I got the vintage: My ugly house is a sorta Arts and Crafts foursquare built sometime in the mid to late 1920s. I got my three bedrooms. I got my two storeys, and a third one to boot. I got my nice view. And I got my fenced-in yard, with enough space for a garden.
I also got a brick house that was in very good shape, even without considering its age. What I didn't get was a house that really looked the way "my" house should. Or a house that really knows what it wants to be. Or that I really know what I want it to be.
The interior trim is more or less Arts and Crafts as to profile-- but the last two sets of previous owners painted it. The POs-1 were keen on what they thought was Victorian style, so they stuck wooden gingerbread bits in all the Arts and Crafts openings. And they hung beige floral "Victorian" wallpaper everywhere except the two second floor bedrooms and bathroom.
When I was in high school and college I really liked Victorian. But that was then. Anyway, the house isn't Victorian. It's a 1920s foursquare. So why don't I clear out all this Queen Vickie decor and go for clean A&C?
Because of the black and white marble true Victorian mantlepiece imported by the POs-1, which-- alas for me! I fell in love with at first sight.
I'm surprised they didn't paint it beige. When they did whatever it was they did with the original wood exterior trim and replaced it with aluminum eaves and soffits, they went for a striking contrast with the beige brick-- and ordered it in beige. To give them credit, their color choice for the interior first floor trim was cream. But my POs soon took care of that. They got themselves some nice "mushroom tan" paint and redid it in-- you guessed it-- beige. And the wall-to-wall carpet they laid on the stairway and on up to the second and third floors? Got it again-- beige.
I hate beige. Beige drives me to catatonic sensory deprivation insanity. But I was moving here to take a new job. I had to settle on a house. And I walked into this one, saw the natural oak stair newell and hallway bench, and in my charming Midwestern naivete thought, "Oh, the woodwork must all be oak, just like back home. I'll strip it!"
So I bought the house, and I've been stripping yellow pine woodwork ever since. Hasn't taken that much work so far-- My POs-1 didn't bother to prime the trim first, and the paint has been very happy to chip off with a little persuasion from a razor blade scraper. It looks very scabby where the paint stuck, but even so, I think the dark woodwork makes the beige wallpaper (temporarily) endurable.

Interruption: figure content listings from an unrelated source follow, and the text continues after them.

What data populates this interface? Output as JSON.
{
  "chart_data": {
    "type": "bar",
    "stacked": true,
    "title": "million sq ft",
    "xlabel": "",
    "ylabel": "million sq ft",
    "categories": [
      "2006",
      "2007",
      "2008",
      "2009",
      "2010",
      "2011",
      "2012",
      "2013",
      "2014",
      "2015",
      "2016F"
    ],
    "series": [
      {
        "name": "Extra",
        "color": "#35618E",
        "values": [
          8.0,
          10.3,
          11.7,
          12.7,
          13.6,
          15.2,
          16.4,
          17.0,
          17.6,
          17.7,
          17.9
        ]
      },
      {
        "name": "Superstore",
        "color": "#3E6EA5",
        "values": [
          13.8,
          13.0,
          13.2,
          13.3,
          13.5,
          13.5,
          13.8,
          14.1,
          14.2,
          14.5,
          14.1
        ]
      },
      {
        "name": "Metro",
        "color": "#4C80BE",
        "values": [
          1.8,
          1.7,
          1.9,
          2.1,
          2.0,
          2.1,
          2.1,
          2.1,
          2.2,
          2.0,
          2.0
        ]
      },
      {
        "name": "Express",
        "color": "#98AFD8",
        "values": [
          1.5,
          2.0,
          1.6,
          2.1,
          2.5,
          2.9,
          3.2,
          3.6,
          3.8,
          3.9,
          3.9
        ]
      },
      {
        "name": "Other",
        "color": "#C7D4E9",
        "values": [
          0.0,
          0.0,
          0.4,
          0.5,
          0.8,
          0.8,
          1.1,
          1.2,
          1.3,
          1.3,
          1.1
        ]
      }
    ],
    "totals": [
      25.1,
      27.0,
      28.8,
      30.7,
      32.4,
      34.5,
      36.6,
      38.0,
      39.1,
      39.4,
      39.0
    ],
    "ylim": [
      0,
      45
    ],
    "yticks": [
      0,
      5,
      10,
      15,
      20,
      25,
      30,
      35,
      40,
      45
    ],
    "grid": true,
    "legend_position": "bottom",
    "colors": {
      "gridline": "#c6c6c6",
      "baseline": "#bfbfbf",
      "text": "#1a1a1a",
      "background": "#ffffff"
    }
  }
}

Shortly after I moved in I painted and debeiged my third floor study. I had the electrician in twice for some major rewiring. After a year and a half I finally got my kitchen stripped and painted and the cabinets rehung. And I've chipped and chipped at the stupid beige paint.
But frankly, I've been putting off tackling those stuck-on bits. I keep thinking there must be some way to do it without ruining the finish. And I haven't quite figured out the scheme that'll pull together the woodwork (once it's done) and the fireplace and oh yes, the ersatz wood floor I can't afford to replace and the brown metal insulated windows that mostly work but look awful, without putting me into bankruptcy court. Or that'll mean replacing all my existing furniture with Genuine Victorian. Which ditto.
So do you blame me if I've focussed most of my renovation energies on my garden? So with a few garden entries are how this blog begins, and I'll pick up on what I actually am doing (and have done) in the house as I go along.